Unerwartete Besucher
Plötzlich erlischt das Licht, und neue, aggressive Besucher betreten die dunkle Garderobe. Es sind Swjaginzewa und Sudakow, Vertreter des Streikkomitees der örtlichen Gewerkschaft der Energiearbeiter. Sie haben aus Protest gegen die anhaltenden Lohnausfälle absichtlich den Strom im Gebäude abgeschaltet und fordern nun energisch, dass die Vorsitzende Swjaginzewa auf die Bühne gebracht wird. Die Schauspieler lehnen dieses Ultimatum entschieden ab. Plötzlich geht das Licht wieder an, und Polizisten stürmen mit einem Spürhund in den Raum. Der Polizeihauptmann jagt die Streikenden fort, informiert sie über einen kürzlich eingegangenen Anruf mit einer Terrorandrohung und beginnt eine gründliche Durchsuchung.
Der Hauptmann durchsucht methodisch mit einem Handmetalldetektor die Habseligkeiten aller Anwesenden. Er greift nach Aliks Lederaktentasche, aus der der Polizist eine Glasflasche mit lokalem Wodka namens „Nabokov“ holt. Der Beamte öffnet die Flasche, riecht misstrauisch an der Flüssigkeit und zündet einen Tropfen in einem Metallaschenbecher an. Ein heller chemischer Blitz zuckt auf, und der Hauptmann erklärt selbstsicher, es handele sich um eine Brandmischung. Angesichts einer drohenden Gefängnisstrafe verzweifelt Marinin an der Absurdität der Situation. Der Regisseur reißt ihm die Flasche aus der Hand, schüttet sich die stechend riechende Flüssigkeit über die Kleidung und zückt ein Feuerzeug, um zu drohen, ein Feuer zu legen.
Die Magie der Kunst
Neschastlivtsev reagiert ohne zu zögern. Der Tragödienschauspieler nutzt die Macht großer theatralischer Illusionen und spricht Alik mit lauter Stimme an, als spräche er zu einer steinernen Statue des Kommandanten. Neschastlivtsev trägt die klassischen Zeilen des furchtlosen Don Juan vor. Alik erliegt dem Zauber der hohen Kunst und lässt sich wie selbstverständlich auf das vorgeschlagene Spiel ein. Der Tragödienschauspieler nimmt dem gebrochenen Regisseur kühn die Glasflasche und das Feuerzeug ab und nimmt einen kräftigen Schluck direkt aus der Flasche. Es stellt sich heraus, dass die Flasche gewöhnlichen, starken Dorfschnaps enthält. Der Offizier beschließt, die Sache zu regeln und erlaubt dem Regisseur, den zweiten Teil des Konzerts zu beginnen.

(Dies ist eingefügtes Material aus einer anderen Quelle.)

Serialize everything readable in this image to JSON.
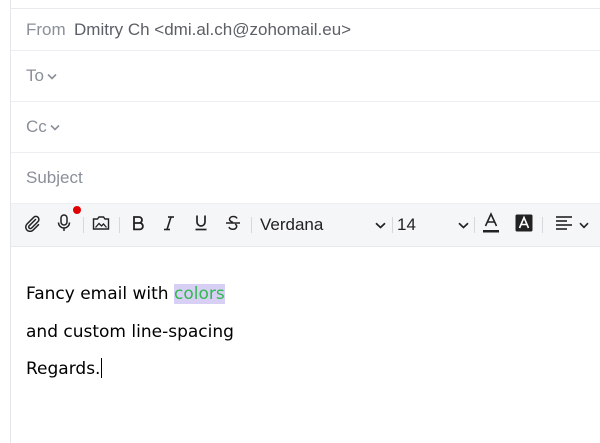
{
  "compose": {
    "from_label": "From",
    "from_value": "Dmitry Ch <dmi.al.ch@zohomail.eu>",
    "to_label": "To",
    "cc_label": "Cc",
    "subject_placeholder": "Subject"
  },
  "toolbar": {
    "icons": [
      "paperclip-icon",
      "microphone-icon",
      "insert-image-icon",
      "bold-icon",
      "italic-icon",
      "underline-icon",
      "strikethrough-icon",
      "font-color-icon",
      "background-color-icon",
      "align-icon"
    ],
    "font_family": "Verdana",
    "font_size": "14",
    "recording_dot_color": "#e00000"
  },
  "body": {
    "line1_prefix": "Fancy email with ",
    "line1_highlight": "colors",
    "line2": "and custom line-spacing",
    "line3": "Regards.",
    "highlight_text_color": "#32b84f",
    "highlight_bg_color": "#d8d0f4"
  }
}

Neschastlivtsev legt sich hinter einen kleinen Paravent, um sich vor seinem Auftritt auszuruhen. Der Theatersaal füllt sich lärmend mit Zuschauern. Leise nähert er sich dem Paravent, prüft den Zustand seines Partners und reißt sich panisch den dicken Umhang vom Leib. Statt des ruhenden Tragödienschauspielers kommt unter dem Tuch ein lächelnder alter Mann zum Vorschein: Bodayenko. Der ehemalige Parteifunktionär erklärt ruhig sein plötzliches Erscheinen. Neschastlivtsev hatte sich heimlich für die Schlussszene umgezogen, da er es satt hatte, regungslos dazuliegen und dem gespielten Schluchzen seines verängstigten Kollegen zuzuhören. Er kehrt in einem eleganten schwarzen Smoking zurück, und auch Schastlivtsev wird eilig umgezogen.

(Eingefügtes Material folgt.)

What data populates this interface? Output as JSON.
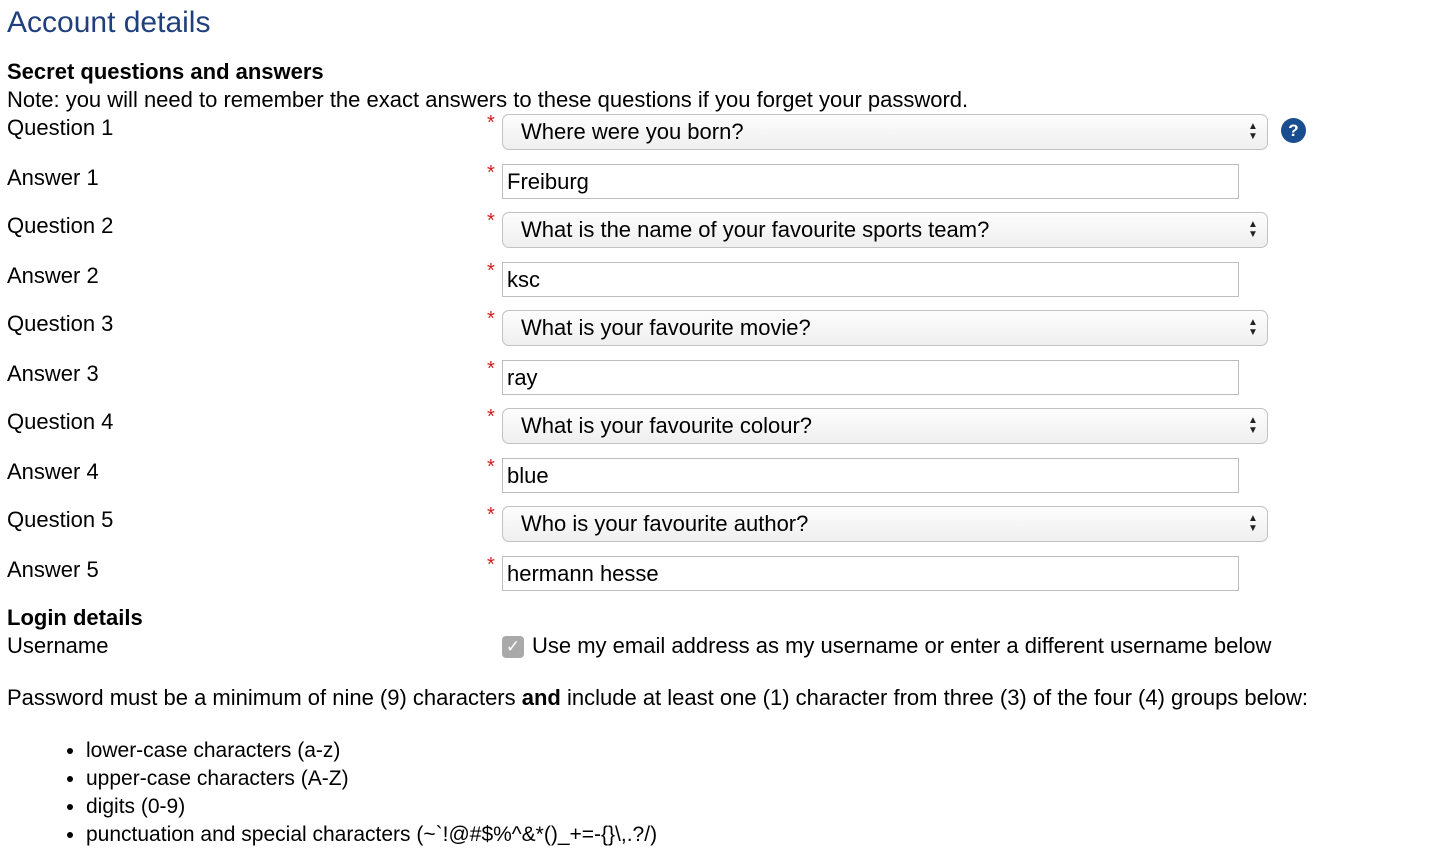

Die mitreißende Schlussszene beginnt. Laute, beschwingte Musik erklingt, und alle Beteiligten dieser ungewöhnlichen Aufführung betreten die Bühne. Die Schauspieler singen ein Lied über die unwiderstehliche Anziehungskraft der Kunst. Der Text des Liedes feiert den alltäglichen Wahnsinn des Theaters, und die Schauspieler bekennen aufrichtig ihre unsterbliche Liebe zu ihrem anspruchsvollen Beruf. Der Wunsch aufzutreten und vor Publikum zu erscheinen, überwindet alle Schwierigkeiten des Alltags. Der vollbesetzte Zuschauerraum stimmt begeistert in die bekannte Melodie ein, die Bühnenlichter erstrahlen hell, und der schwere Vorhang senkt sich langsam.